Yes, I proudly admit that my only reason for being on FB is to shamelessly market my books and climate change awareness. I suspect that my efforts have not been quite the monster success I had hoped for, particularly regarding the more serious matter of climate change. In this regard, I am thinking of changing tact. Instead of foisting unwanted serious discourse onto my FB friends I shall from now on put a much more personal edge into my status updates. For example, instead of “Caring for Our Parents: It’s Unnatural,” I shall post a photo of a cute kitten and a misleading title of “This Kitten Killed my Parents: Read About Heinous Alien Feline.” Then, perhaps, I may just get the close attention that the self-marketing dreck does.

An article I rather liked, along with 97,743 others, all of eight 10000th of one percent of the FB population, a really teeny tiny number, identifies seven ways to be insufferable on FB. These incisive, worthy of a Neanderthal’s weltanschauung, self-marketing bits of drivel are the most common posts that come across my feed. You may be thinking that this has more to do with my random choice of friends, and you may be right, than a representative sample of FB denizens. Then, I suppose the author who classified this drivel must also have chosen their FB friends in a random fashion. Could be true, but highly doubtful.

If I may, let me boil the seven down to an essential four: pitiful personal details like, where I’m currently eating or with who I’m currently in sexual congress; personal greatness, look at me texting while driving; delusional posting of endless, zero interest personal photos; and, my favourite to hate, the f..king aphorism or cutesy sayings like “I may be piss poor but I’ve got something more powerful: personal integrity,” exactly what the powers that be would like to see the 99% aspire to.

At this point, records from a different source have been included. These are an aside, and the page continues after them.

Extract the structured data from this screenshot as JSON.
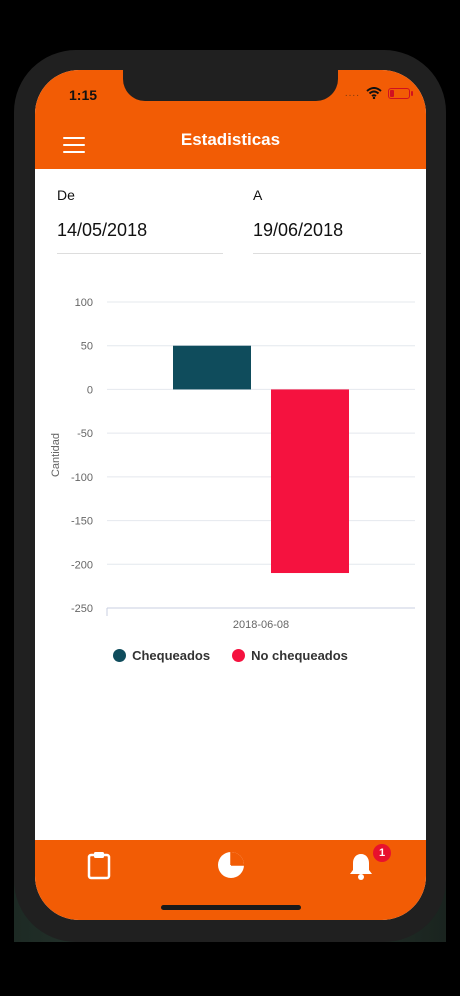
{
  "status_bar": {
    "time": "1:15",
    "signal_dots": "...."
  },
  "header": {
    "title": "Estadisticas",
    "menu_icon": "hamburger-menu-icon"
  },
  "filters": {
    "from": {
      "label": "De",
      "value": "14/05/2018"
    },
    "to": {
      "label": "A",
      "value": "19/06/2018"
    }
  },
  "chart_data": {
    "type": "bar",
    "categories": [
      "2018-06-08"
    ],
    "series": [
      {
        "name": "Chequeados",
        "color": "#0f4c5c",
        "values": [
          50
        ]
      },
      {
        "name": "No chequeados",
        "color": "#f5123f",
        "values": [
          -210
        ]
      }
    ],
    "ylabel": "Cantidad",
    "ylim": [
      -250,
      100
    ],
    "yticks": [
      100,
      50,
      0,
      -50,
      -100,
      -150,
      -200,
      -250
    ],
    "grid": true,
    "legend_position": "bottom"
  },
  "tabbar": {
    "items": [
      {
        "icon": "clipboard-icon"
      },
      {
        "icon": "pie-chart-icon"
      },
      {
        "icon": "bell-icon",
        "badge": "1"
      }
    ]
  },
  "colors": {
    "accent": "#f25c05"
  }
}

Unfortunately, the proliferation of personal marketing posts turns FB into a home for the trite, unaware, narcissistic and, I suppose, mentally challenged. I wish it were otherwise as FB has the potential to be a tool for enlightenment and the spread of deep ideas. I don’t really know, I fully admit, the reason for the intellectual vacuum that seems to have formed on the pages of FB but if I had to guess I’d go for the possibility, sadly, that all of this is just an extension, with vastly more reach, of what used to happen through traditional email. It’s not FB that has turned much of the world’s population with access to the on line world into seeming idiots (utterly foolish or senseless people), it’s what has always been.